Gloria Darden gives birth to twins, a boy and a girl. The twins are born two months premature. In her early twenties when she had the twins, Gloria had never attended high school. She could not read or write, and struggled with heroin addiction. Tiny and underweight, Freddie and his twin sister, Fredericka, spend their first months in the hospital. After five months, Gloria brings the twins back to the housing projects of West Baltimore.
Freddie and his family move to 1459 N. Carey in West Baltimore. The home rents for $300 a month. In 2009, it and 480 homes just like it will be named in a civil suit regarding the endemic levels of lead paint throughout those houses. By age two, Freddie and his twin sister have elevated levels of lead in their blood and suffer lasting brain damage. The family lives on Carey Street until the twins are six years old.
Freddie starts school at Matthew A. Henson Elementary School in Sandtown-Winchester. Because of the lead poisoning, Freddie’s behavior poses considerable challenges to the school’s teachers (statistically, among the least-experienced and worst-equipped educators in Baltimore City). His teachers enrolled Freddie in special education classes, which he would never leave. By the fifth grade, Freddie was four grade levels behind in reading. Driven out of the classroom by his intellectual disability, Freddie spends his early years in nearby recreation centers.
Freddie is spending more and more time out of the classroom, experiencing increasingly long stretches out of school. Freddie starts to migrate to the corners and begins dealing drugs. At home, Freddie’s stepfather leaves for drug rehab because of his heroin addiction. Without his income, Freddie’s home experiences long stretches without electricity or running water. Freddie’s godmother takes Freddie to church, where he volunteers delivering meals to senior citizens and washing cars.
The Baltimore City Public Schools record Freddie’s last attendance in school. He’s eighteen. He’s in the tenth grade.
Freddie is arrested and sentenced to four years in prison for two counts of drug possession with intent to distribute.
Freddie is paroled and back on the streets.

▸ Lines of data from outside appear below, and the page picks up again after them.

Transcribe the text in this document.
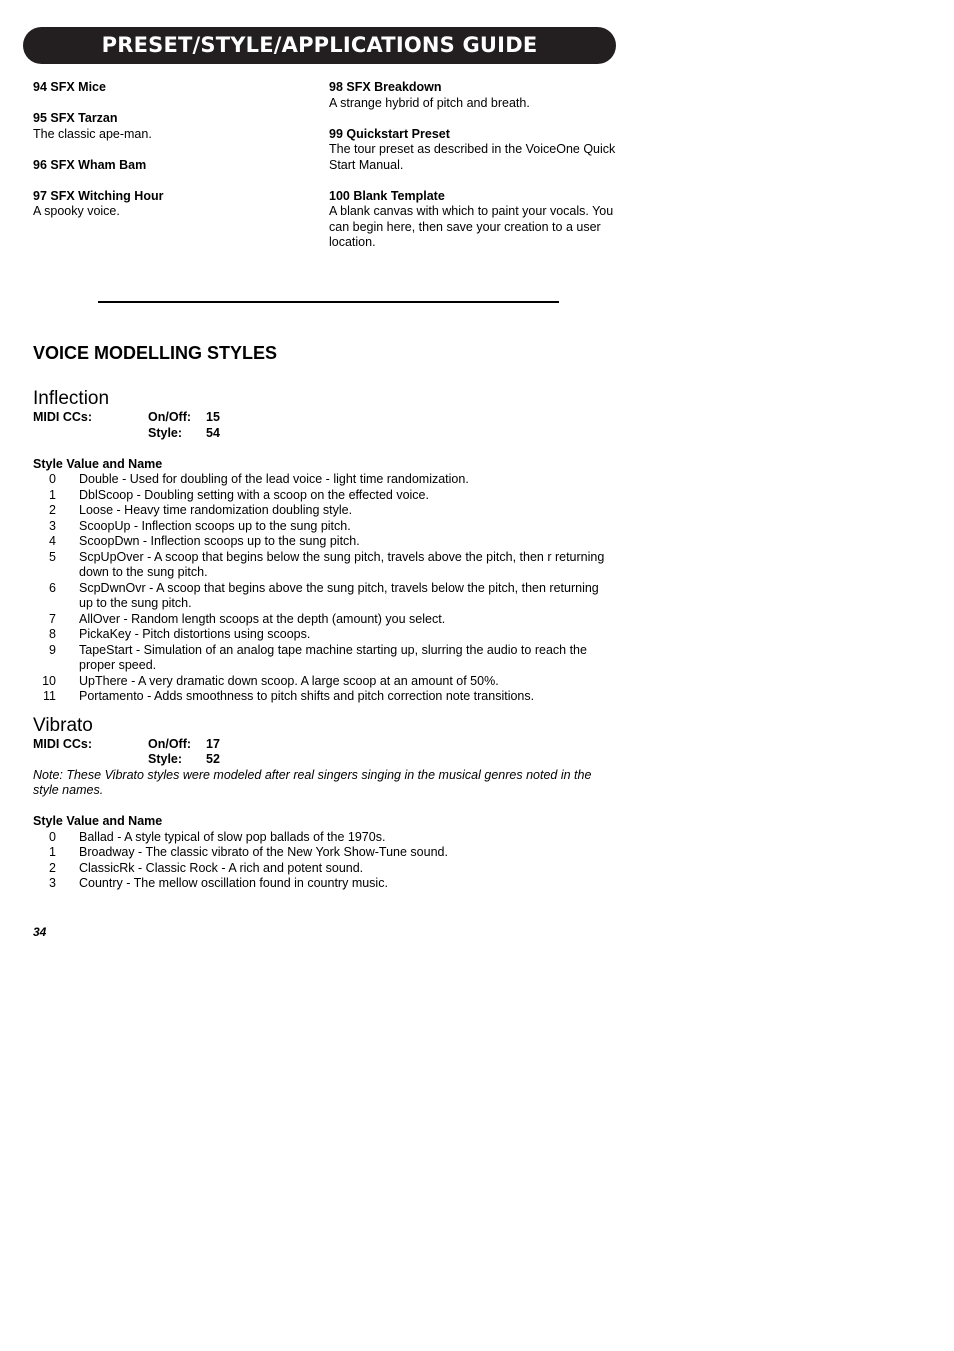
PRESET/STYLE/APPLICATIONS GUIDE
94 SFX Mice
95 SFX Tarzan
The classic ape-man.
96 SFX Wham Bam
97 SFX Witching Hour
A spooky voice.
98 SFX Breakdown
A strange hybrid of pitch and breath.
99 Quickstart Preset
The tour preset as described in the VoiceOne Quick Start Manual.
100 Blank Template
A blank canvas with which to paint your vocals. You can begin here, then save your creation to a user location.
VOICE MODELLING STYLES
Inflection
MIDI CCs:	On/Off: 15
Style: 54
Style Value and Name
0 Double - Used for doubling of the lead voice - light time randomization.
1 DblScoop - Doubling setting with a scoop on the effected voice.
2 Loose - Heavy time randomization doubling style.
3 ScoopUp - Inflection scoops up to the sung pitch.
4 ScoopDwn - Inflection scoops up to the sung pitch.
5 ScpUpOver - A scoop that begins below the sung pitch, travels above the pitch, then r returning down to the sung pitch.
6 ScpDwnOvr - A scoop that begins above the sung pitch, travels below the pitch, then returning up to the sung pitch.
7 AllOver - Random length scoops at the depth (amount) you select.
8 PickaKey - Pitch distortions using scoops.
9 TapeStart - Simulation of an analog tape machine starting up, slurring the audio to reach the proper speed.
10 UpThere - A very dramatic down scoop. A large scoop at an amount of 50%.
11 Portamento - Adds smoothness to pitch shifts and pitch correction note transitions.
Vibrato
MIDI CCs:	On/Off: 17
Style: 52
Note: These Vibrato styles were modeled after real singers singing in the musical genres noted in the style names.
Style Value and Name
0 Ballad - A style typical of slow pop ballads of the 1970s.
1 Broadway - The classic vibrato of the New York Show-Tune sound.
2 ClassicRk - Classic Rock - A rich and potent sound.
3 Country - The mellow oscillation found in country music.
34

Freddie is arrested again for drug possession and distribution. Shortly thereafter, Freddie’s half brother, Raymond Lee Gordon, thirty-one years old, is gunned down near the Inner Harbor in downtown Baltimore.
At the intersection of W. North Avenue and N. Mount Street, four officers on bicycles attempt to stop Freddie Gray and another man who ran after making eye contact with the police.
Police catch and arrest Freddie on the 1700 block of Presbury Street. According to police accounts, the arrest takes place without incident and no force is required.
A police van is requested to take Freddie to the police station. At that point Freddie indicates he has asthma and asks for an inhaler. Minutes later when the van arrives, Freddie is put into leg irons and placed in the back of the van.
At Druid Hill Avenue and Dolphin Street, the van driver requests a secondary unit to drive over and check on Freddie in the back of the van. Minutes later, the van Freddie is riding in is requested to go to 1600 North Avenue to pick up another recently arrested individual. There is some communication between the police officers and Freddie, and his behavior and physical condition seem off, enough so that the officers will later admit there was concern at that point that they “needed to assess Mr. Gray’s condition, how we responded, were we able to act accordingly.” After the stop, the van eventually continues to the Western District police station with both suspects.
The city fire department responds to a call for paramedics to support an “unconscious male” at the Western District police station.
The medics arrive and provide “patient care” for Freddie for twenty-one minutes.
The medics depart with Freddie Gray for the Shock Trauma Center at the University of Maryland Medical Center.
Freddie undergoes double surgery at Shock Trauma. It is determined that Freddie has three broken vertebrae and an injured voice box.
Freddie remains in a coma.
Word spreads about what happened to Freddie, and protests begin outside the Western District police station.
At seven o’clock in the morning, Freddie is declared dead at Shock Trauma.